Extending this oversized section maintains the structure’s integrity, as well as relieving potential stresses on the bearings – so a decent bonus is the extra life in these. The real advantage of the Argon, however, is that should you decide or feel the need to start riding in a lower, racier position then you’ve got more than 30mm of adjustment. On a tall traditional sportive-style frame adjustments like that would mean a new bike.
The rock-solid front end is certainly something you can feel out on the road – the ride is extremely stable and changing direction on the fly is easy. It’s not the sharpest bike at the front end, but is still plenty quick enough – despite Argon having chosen a relatively relaxed 72-degree head angle mated to a steeper 73.5-degree seat. All this makes the Krypton a very capable fast cruiser, even with the fairly short 996mm wheelbase on our medium test bike.
Twisty flowing descents are where the Krypton comes into its own. The higher the pace, the bigger the lean angle – and the Argon rewards you with inch-perfect adherence to your chosen line, which is also aided by a 5mm lower than standard bottom bracket height.
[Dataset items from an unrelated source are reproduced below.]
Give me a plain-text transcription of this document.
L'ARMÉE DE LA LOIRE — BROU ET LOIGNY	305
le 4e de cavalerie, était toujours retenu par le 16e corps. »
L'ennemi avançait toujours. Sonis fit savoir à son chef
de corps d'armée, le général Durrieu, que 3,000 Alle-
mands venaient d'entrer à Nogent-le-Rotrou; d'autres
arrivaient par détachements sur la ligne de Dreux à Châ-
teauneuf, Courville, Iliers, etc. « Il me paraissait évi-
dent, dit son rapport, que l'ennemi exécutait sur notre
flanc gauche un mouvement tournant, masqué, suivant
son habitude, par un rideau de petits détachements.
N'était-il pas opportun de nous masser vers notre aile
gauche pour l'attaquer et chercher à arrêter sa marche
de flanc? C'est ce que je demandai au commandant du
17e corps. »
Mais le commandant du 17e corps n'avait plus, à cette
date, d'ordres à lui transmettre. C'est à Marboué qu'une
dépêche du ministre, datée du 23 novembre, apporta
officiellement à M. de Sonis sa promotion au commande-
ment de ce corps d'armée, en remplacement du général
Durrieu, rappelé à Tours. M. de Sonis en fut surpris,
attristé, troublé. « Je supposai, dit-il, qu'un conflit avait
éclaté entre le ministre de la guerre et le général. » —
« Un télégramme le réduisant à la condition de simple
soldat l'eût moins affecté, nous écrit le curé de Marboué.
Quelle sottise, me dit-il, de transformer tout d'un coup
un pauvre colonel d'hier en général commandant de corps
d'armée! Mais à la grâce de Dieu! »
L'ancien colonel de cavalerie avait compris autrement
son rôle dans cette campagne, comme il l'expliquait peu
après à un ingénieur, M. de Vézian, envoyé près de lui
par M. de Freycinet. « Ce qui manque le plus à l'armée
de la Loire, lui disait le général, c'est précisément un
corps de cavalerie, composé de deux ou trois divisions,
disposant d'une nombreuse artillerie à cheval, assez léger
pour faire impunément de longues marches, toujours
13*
It’s a well-sorted rapid handling bike that’s brimming with fun-filled potential.
Our test build is a quality affair for the money, and cheaper than the 2014 model with arguably a better spec. An fault-free Shimano 105 groupset is pretty much all we ask for in a bike at this price, and that’s exactly what’s delivered.
The krypton may be named after a gas, but it delivers rock-solid performance :
The Krypton may be named after a gas, but it delivers rock-solid performance
Shifts across the racy 11-25t cassette are sharp and sweet, and up front the 50/34t compact also delivers noise-free transitions. The cockpit comes from one of i-ride’s other brands, 3T, and it’s a classy combination of one of BikeRadar testers’ most popular bar shapes – the curvy ovalised Ergonova – with a big-mitt friendly compact drop. It’s paired with a quality Arx-Pro stem.
The Argon 18 ASP 150 carbon post is topped with another i-ride exclusive, the Prologo Kappa Evo saddle. The Kappa’s slim, angular shape doesn’t look the most inviting, but we found it cushioned and comfortable even on longer rides.
The wheels are impressive new Fulcrum 7 LG’s. They’re not the lightest you’ll find on bikes at this level, but are impeccably well built, and LG’s new rim shape – which significantly increases width – is a perfect companion for a classy set of tires like the fitted Continental Ultrasport 25s. The wide, smooth, round profile the tyres take on helps them soak up road noise, enabling you to ride surfaces at speed that you’d usually back off to a crawling pace on. The Ultrasports are impressive on greasy and wet roads and in the dry are gummy and grippy enough to help you truly exploit the grip levels in the corners.
If you’re looking for a traditional road machine that’s adaptable and well equipped then the Krypton is a fine choice. It’s a truly capable machine that we’d be happy to ride all year. That said, despite its high competence levels and ability to handle just about anything we threw at it, it’s a bike that we never got truly passionate about. We can’t really put our finger on why – it just seemed more Audi than Ferrari, with all the dash but lacking that little bit of flash.